Abstract
Choosing the appropriate missing data (MD) imputation technique for a given software development effort estimation (SDEE) technique is not a trivial task. In fact, the impact of MD imputation on the estimation output depends on the dataset and the SDEE technique used, and there is no best imputation technique in all contexts. Thus, an attractive solution is to use more than one imputation technique and combine their results to obtain a final imputation outcome. This concept is called ensemble imputation and can significantly improve the effort estimation accuracy. This study proposes and constructs 11 heterogeneous ensemble imputation techniques, whose members are two, three, or four of the following single imputation techniques: K-nearest neighbors, expectation maximization, support vector regression (SVR) and decision trees (DTs). The effects of single/ensemble imputation techniques on SDEE performance were evaluated over six SDEE datasets: COCOMO81, ISBSG, Desharnais, China, Kemerer, and Miyazaki. Five SDEE performance measures were used: standardized accuracy (SA), predictor at 25% (Pred (0.25)), mean balanced relative error (MBRE), mean inverted balanced relative error (MIBRE), and logarithmic standard deviation (LSD). Moreover, we used: (1) the Skott-Knott (SK) statistical test to cluster and compare the results, and (2) the Borda count method to rank the SDEE techniques belonging to the best SK cluster.

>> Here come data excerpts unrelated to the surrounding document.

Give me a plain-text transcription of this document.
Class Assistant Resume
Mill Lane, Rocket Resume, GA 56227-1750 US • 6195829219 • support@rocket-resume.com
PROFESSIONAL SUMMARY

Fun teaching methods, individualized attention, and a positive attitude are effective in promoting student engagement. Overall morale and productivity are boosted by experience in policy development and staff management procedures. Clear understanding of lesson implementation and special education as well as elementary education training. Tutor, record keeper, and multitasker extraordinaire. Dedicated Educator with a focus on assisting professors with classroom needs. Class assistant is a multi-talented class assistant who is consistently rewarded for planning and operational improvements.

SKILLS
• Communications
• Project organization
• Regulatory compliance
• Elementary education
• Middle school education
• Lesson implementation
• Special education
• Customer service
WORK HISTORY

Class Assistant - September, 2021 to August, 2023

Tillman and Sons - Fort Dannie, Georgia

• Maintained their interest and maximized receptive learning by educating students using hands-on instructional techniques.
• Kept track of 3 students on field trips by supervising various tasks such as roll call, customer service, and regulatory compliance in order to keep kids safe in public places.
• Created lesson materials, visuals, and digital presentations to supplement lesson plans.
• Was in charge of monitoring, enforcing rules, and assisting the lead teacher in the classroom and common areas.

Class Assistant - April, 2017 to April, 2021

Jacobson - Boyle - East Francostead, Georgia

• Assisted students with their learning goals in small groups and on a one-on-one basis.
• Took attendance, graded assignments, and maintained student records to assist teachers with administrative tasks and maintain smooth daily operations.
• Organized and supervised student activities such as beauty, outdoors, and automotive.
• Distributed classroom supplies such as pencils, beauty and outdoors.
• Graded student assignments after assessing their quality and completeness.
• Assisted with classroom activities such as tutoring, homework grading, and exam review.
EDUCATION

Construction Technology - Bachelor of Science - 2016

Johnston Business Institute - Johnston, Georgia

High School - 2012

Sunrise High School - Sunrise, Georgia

The results showed that ensemble imputers significantly improved the performance of SDEE techniques compared to single imputation techniques. We also found that adding one or more imputers to the ensemble imputers generally led to a significant improvement in the SDEE performance. When the performance improvement is not significant, it is better to use the ensemble imputer with the minimum number of members because it is less complex. For ensemble imputers, the results suggest that no particular ensemble imputer gave the best results in all contexts. Overall, SVR imputation was the best imputation technique used to construct ensemble imputers for the SDEE. For the SDEE techniques, the best results were obtained by the DTs and SVR variants using ensemble imputation.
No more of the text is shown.